Mengingat begitu penting sifat istiqamah ini kita miliki, maka setiap kita harus berusaha untuk menumbuhkannya ke dalam jiwa kita masing-masing. Paling kurang ada empat hal yang harus ditempuh agar dapat menjadi Ahlul-istiqamah. Pertama, al-Wa'yu wa al-fahmu as-Shahih, untuk mencapai derajat istiqamah yang optimal dan berdaya guna, maka pemahaman ajaran Islam secara sempurna menjadi mutlak. Muslim yang memahami ajaran agamanya dengan baik tidak akan goyah dan bimbang menjalani kehidupannya di dunia ini, bahkan ia akan tetap tegar (istiqamah) menghadapi badai godaan sedahsyat apapun yang setiap saat mengancam dirinya.
Kedua, at-Taqarrub wa al-Muraqabah, kedua hal ini sangat penting, mengingat apabila seorang muslim sudah merasa dekat dengan Allah, kemanapun ia pergi, dimanapun ia berada dan bagaimanapun situasi dan kondisinya, dengan keyakinan penuh ia akan selalu merasa diawasi dan dilihat oleh Allah swt. sehingga ia tidak lagi berani berbuat sesuatu yang menyimpang dari jalan-Nya. (QS.2:235).
Ketiga, Mulaazamat as-Shalihin, yakni selalu berusaha bergaul dengan orang-orang yang shaleh. Kenyataannya, memang banyak orang yang semula baik, berubah menjadi tidak baik, salah satunya karena pengaruh pergaulannya dengan orang-orang yang berperilaku tidak benar tersebut. Oleh sebab itu, Rasulullah saw mengingatkan dalam salah satu hadisnya agar kita memperhatikan kepada siapa orang itu bergaul akrab.

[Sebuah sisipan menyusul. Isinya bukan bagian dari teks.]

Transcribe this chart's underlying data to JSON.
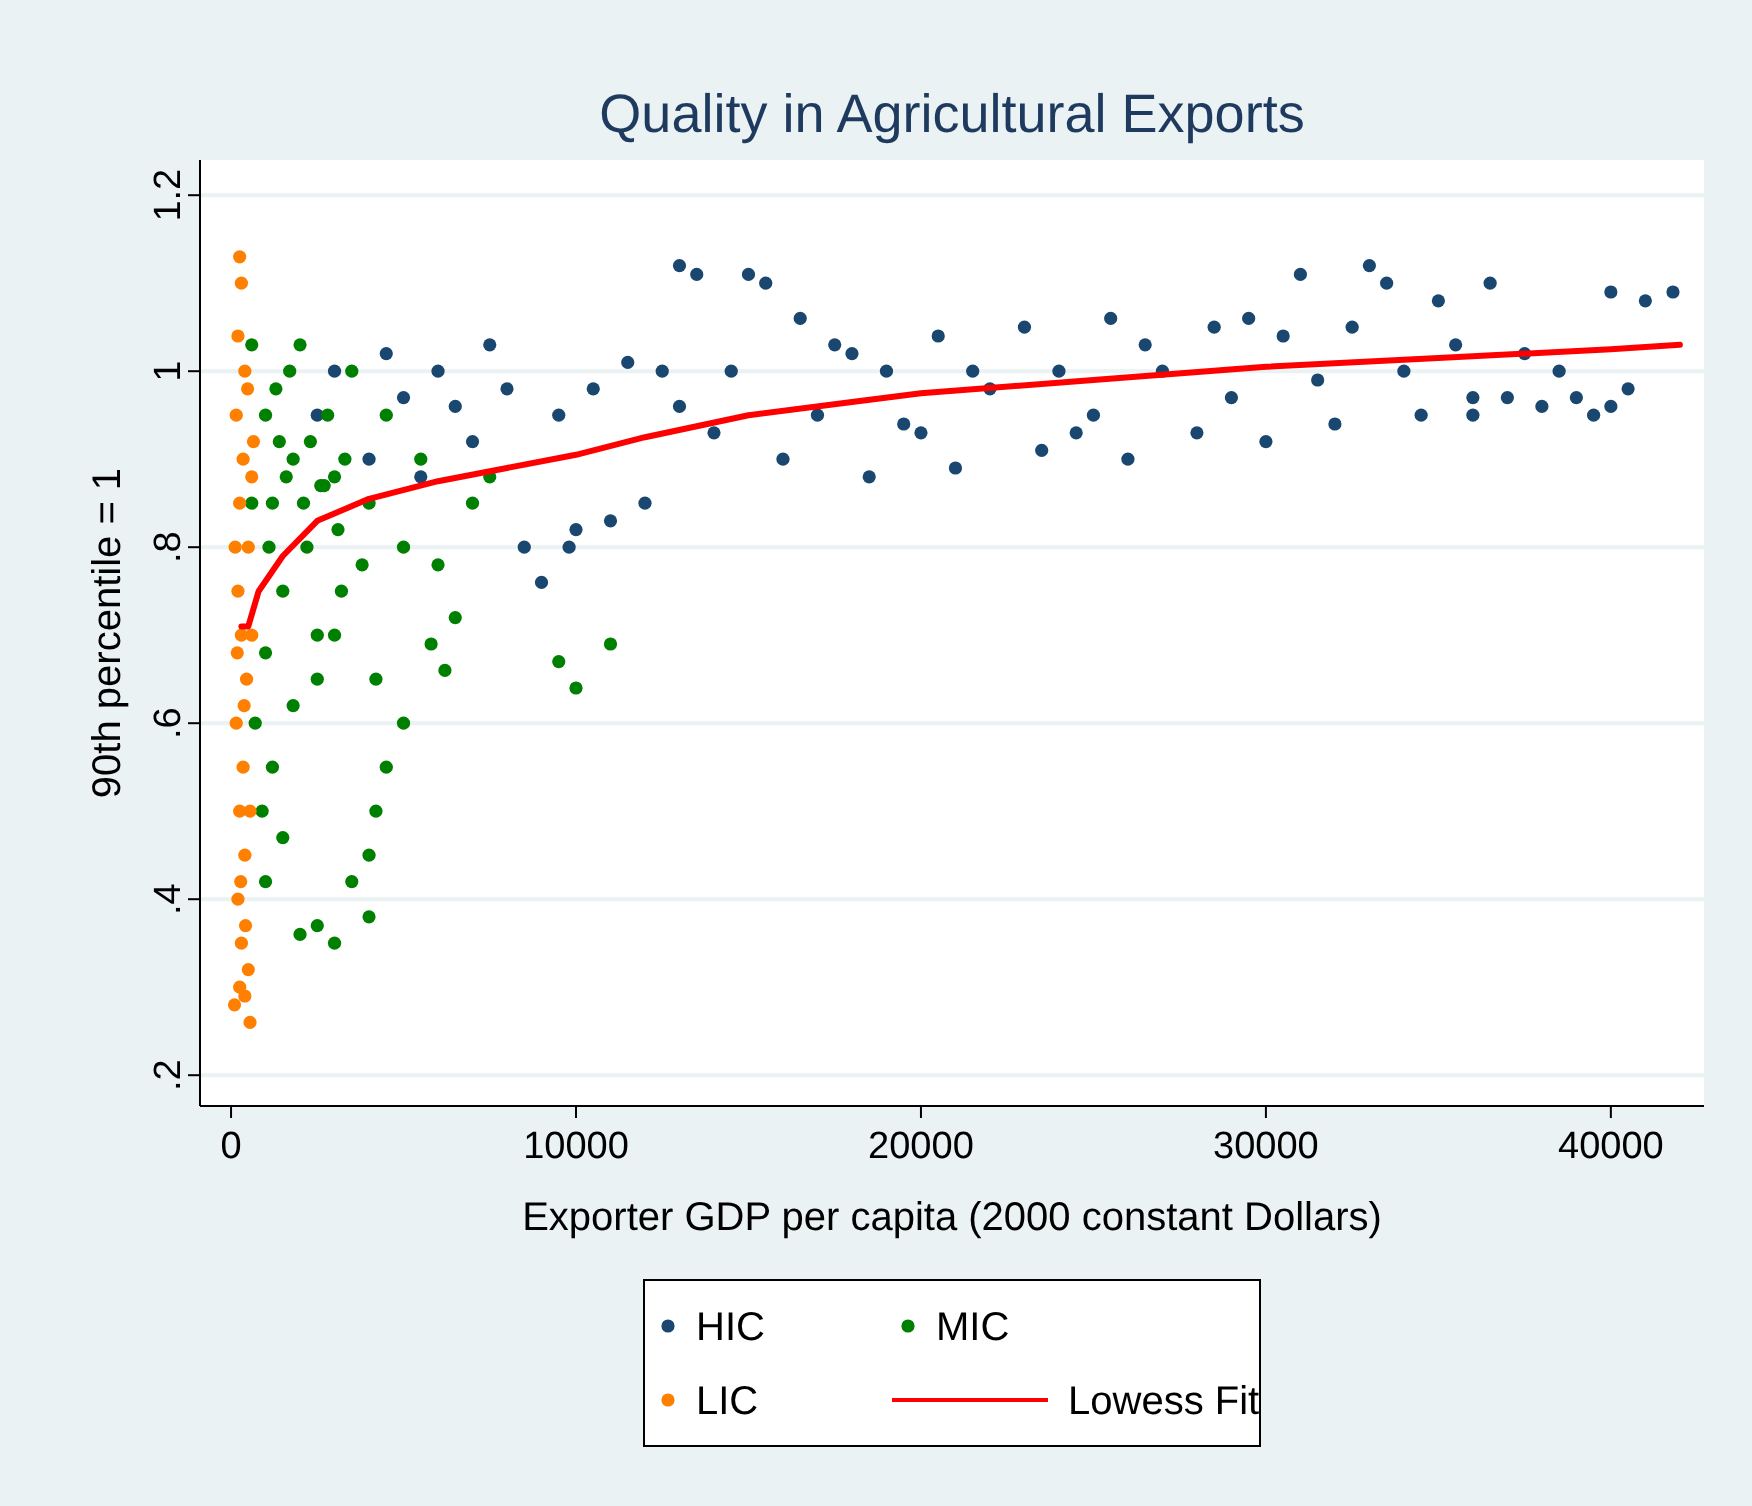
{
  "chart_data": {
    "type": "scatter",
    "title": "Quality in Agricultural Exports",
    "xlabel": "Exporter GDP per capita (2000 constant Dollars)",
    "ylabel": "90th percentile = 1",
    "xlim": [
      -900,
      42700
    ],
    "xticks": [
      0,
      10000,
      20000,
      30000,
      40000
    ],
    "ylim": [
      0.165,
      1.24
    ],
    "yticks": [
      {
        "value": 0.2,
        "label": ".2"
      },
      {
        "value": 0.4,
        "label": ".4"
      },
      {
        "value": 0.6,
        "label": ".6"
      },
      {
        "value": 0.8,
        "label": ".8"
      },
      {
        "value": 1,
        "label": "1"
      },
      {
        "value": 1.2,
        "label": "1.2"
      }
    ],
    "grid": "y",
    "legend": "bottom",
    "series": [
      {
        "name": "HIC",
        "color": "#1a476f",
        "marker": "circle",
        "x": [
          5000,
          6000,
          7000,
          8000,
          8500,
          9000,
          9500,
          9800,
          10000,
          11000,
          12000,
          12500,
          13000,
          13500,
          14000,
          15000,
          15500,
          16000,
          16500,
          17000,
          18000,
          18500,
          19000,
          20000,
          20500,
          21000,
          22000,
          23000,
          23500,
          24000,
          25000,
          25500,
          26000,
          27000,
          28000,
          28500,
          29000,
          30000,
          30500,
          31000,
          31500,
          32000,
          32500,
          33000,
          33500,
          34000,
          34500,
          35000,
          35500,
          36000,
          36500,
          37000,
          37500,
          38000,
          38500,
          39000,
          40000,
          40500,
          41000,
          41800,
          2500,
          3000,
          4000,
          4500,
          5500,
          6500,
          7500,
          10500,
          11500,
          13000,
          14500,
          17500,
          19500,
          21500,
          24500,
          26500,
          29500,
          36000,
          39500,
          40000
        ],
        "values": [
          0.97,
          1.0,
          0.92,
          0.98,
          0.8,
          0.76,
          0.95,
          0.8,
          0.82,
          0.83,
          0.85,
          1.0,
          1.12,
          1.11,
          0.93,
          1.11,
          1.1,
          0.9,
          1.06,
          0.95,
          1.02,
          0.88,
          1.0,
          0.93,
          1.04,
          0.89,
          0.98,
          1.05,
          0.91,
          1.0,
          0.95,
          1.06,
          0.9,
          1.0,
          0.93,
          1.05,
          0.97,
          0.92,
          1.04,
          1.11,
          0.99,
          0.94,
          1.05,
          1.12,
          1.1,
          1.0,
          0.95,
          1.08,
          1.03,
          0.95,
          1.1,
          0.97,
          1.02,
          0.96,
          1.0,
          0.97,
          1.09,
          0.98,
          1.08,
          1.09,
          0.95,
          1.0,
          0.9,
          1.02,
          0.88,
          0.96,
          1.03,
          0.98,
          1.01,
          0.96,
          1.0,
          1.03,
          0.94,
          1.0,
          0.93,
          1.03,
          1.06,
          0.97,
          0.95,
          0.96
        ]
      },
      {
        "name": "MIC",
        "color": "#008000",
        "marker": "circle",
        "x": [
          600,
          1000,
          1200,
          1500,
          1800,
          2000,
          2200,
          2500,
          2800,
          3000,
          3200,
          3500,
          4000,
          4200,
          4500,
          5000,
          5500,
          6000,
          6500,
          7000,
          7500,
          9500,
          10000,
          11000,
          700,
          900,
          1000,
          1200,
          1500,
          2000,
          2500,
          3000,
          3500,
          4000,
          4200,
          4500,
          5000,
          4000,
          1800,
          2500,
          3000,
          1000,
          1300,
          1700,
          2300,
          2700,
          3300,
          3800,
          6200,
          5800,
          600,
          1400,
          1100,
          1600,
          2100,
          2600,
          3100
        ],
        "values": [
          1.03,
          0.95,
          0.85,
          0.75,
          0.9,
          1.03,
          0.8,
          0.7,
          0.95,
          0.88,
          0.75,
          1.0,
          0.85,
          0.65,
          0.95,
          0.8,
          0.9,
          0.78,
          0.72,
          0.85,
          0.88,
          0.67,
          0.64,
          0.69,
          0.6,
          0.5,
          0.42,
          0.55,
          0.47,
          0.36,
          0.37,
          0.35,
          0.42,
          0.45,
          0.5,
          0.55,
          0.6,
          0.38,
          0.62,
          0.65,
          0.7,
          0.68,
          0.98,
          1.0,
          0.92,
          0.87,
          0.9,
          0.78,
          0.66,
          0.69,
          0.85,
          0.92,
          0.8,
          0.88,
          0.85,
          0.87,
          0.82
        ]
      },
      {
        "name": "LIC",
        "color": "#ff8000",
        "marker": "circle",
        "x": [
          250,
          300,
          200,
          400,
          150,
          350,
          250,
          500,
          200,
          300,
          450,
          150,
          350,
          250,
          400,
          200,
          300,
          500,
          250,
          100,
          550,
          400,
          600,
          600,
          550,
          120,
          480,
          380,
          280,
          420,
          650,
          180
        ],
        "values": [
          1.13,
          1.1,
          1.04,
          1.0,
          0.95,
          0.9,
          0.85,
          0.8,
          0.75,
          0.7,
          0.65,
          0.6,
          0.55,
          0.5,
          0.45,
          0.4,
          0.35,
          0.32,
          0.3,
          0.28,
          0.26,
          0.29,
          0.88,
          0.7,
          0.5,
          0.8,
          0.98,
          0.62,
          0.42,
          0.37,
          0.92,
          0.68
        ]
      },
      {
        "name": "Lowess Fit",
        "type": "line",
        "color": "#ff0000",
        "x": [
          300,
          500,
          800,
          1500,
          2500,
          4000,
          6000,
          8000,
          10000,
          12000,
          15000,
          18000,
          20000,
          25000,
          30000,
          35000,
          40000,
          42000
        ],
        "values": [
          0.71,
          0.71,
          0.75,
          0.79,
          0.83,
          0.855,
          0.875,
          0.89,
          0.905,
          0.925,
          0.95,
          0.965,
          0.975,
          0.99,
          1.005,
          1.015,
          1.025,
          1.03
        ]
      }
    ]
  }
}
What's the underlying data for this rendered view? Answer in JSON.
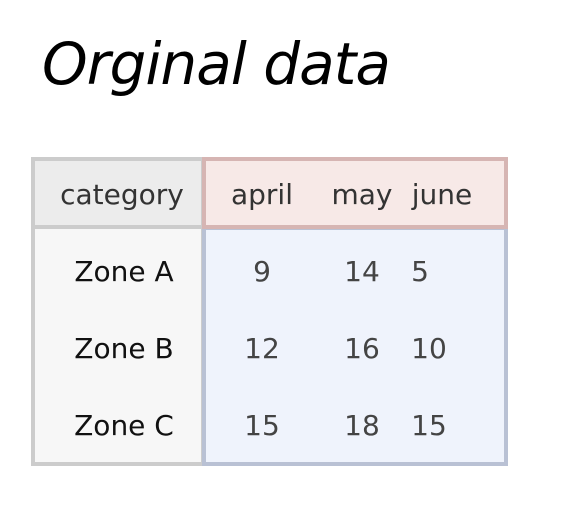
{
  "title": "Orginal data",
  "table": {
    "columns": [
      "category",
      "april",
      "may",
      "june"
    ],
    "rows": [
      {
        "category": "Zone A",
        "april": "9",
        "may": "14",
        "june": "5"
      },
      {
        "category": "Zone B",
        "april": "12",
        "may": "16",
        "june": "10"
      },
      {
        "category": "Zone C",
        "april": "15",
        "may": "18",
        "june": "15"
      }
    ]
  },
  "colors": {
    "category_fill": "#f7f7f7",
    "category_border": "#cccccc",
    "header_fill": "#f7e9e7",
    "header_border": "#d6b5b3",
    "body_fill": "#eff3fc",
    "body_border": "#b9c1d4"
  }
}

Sabdanya, "Seseorang itu mengikuti agama kawannya, karena itu perhatikanlah kepada siapa orang itu berkawan".(HR. Tirmidzi).
Di dalam Alqur'an, Allah swt mengemukakan penyesalan orang-orang yang mendapat celaka di akhirat akibat pergaulannya dengan orang yang tidak baik. Allah berfirman: "Kecelakaan besarlah bagiku; kiranya aku (dulu) tidak menjadikan si fulan itu teman akrab(ku)".(QS.25:28).
Keempat, al-Muhasabah wa al-Mujahadah. Setiap pribadi muslim harus mengetahui bahwa musuh utama dirinya, tak lain adalah hawa nafsunya sendiri yang memang memiliki tabiat selalu condong kepada kejahatan dan perbuatan dosa.(QS.12:53).
Sebab itulah, setiap muslim seyogyanya senantiasa mengadakan introspeksi diri (muhasabah an-nafs) terhadap apa-apa yang telah dikerjakan dan diamalkannya agar ia dapat mengontrol hawa nafsunya tersebut setiap saat.
Muhasabah merupakan salah satu jalan terbaik untuk memperbaiki jiwa, mendidik dan membersihkannya. Karena itu, tidak cukup hanya sekadar membuat evaluasi terhadap diri tanpa ada upaya lebih lanjut. Muhasabah yang sempurna harus dibarengi oleh Mujahadah (upaya maksimal) dalam rangka pengembangan dan peningkatan kualitas pribadi. Allah swt berfirman, "Dan orang-orang yang bermujahadah mencari keridhaan Kami, maka benar-benar akan Kami tunjukkan kepada mereka jalan Kami. Sesungguhnya Allah bersama orang-orang yang berbuat ihsan".(QS.29:69).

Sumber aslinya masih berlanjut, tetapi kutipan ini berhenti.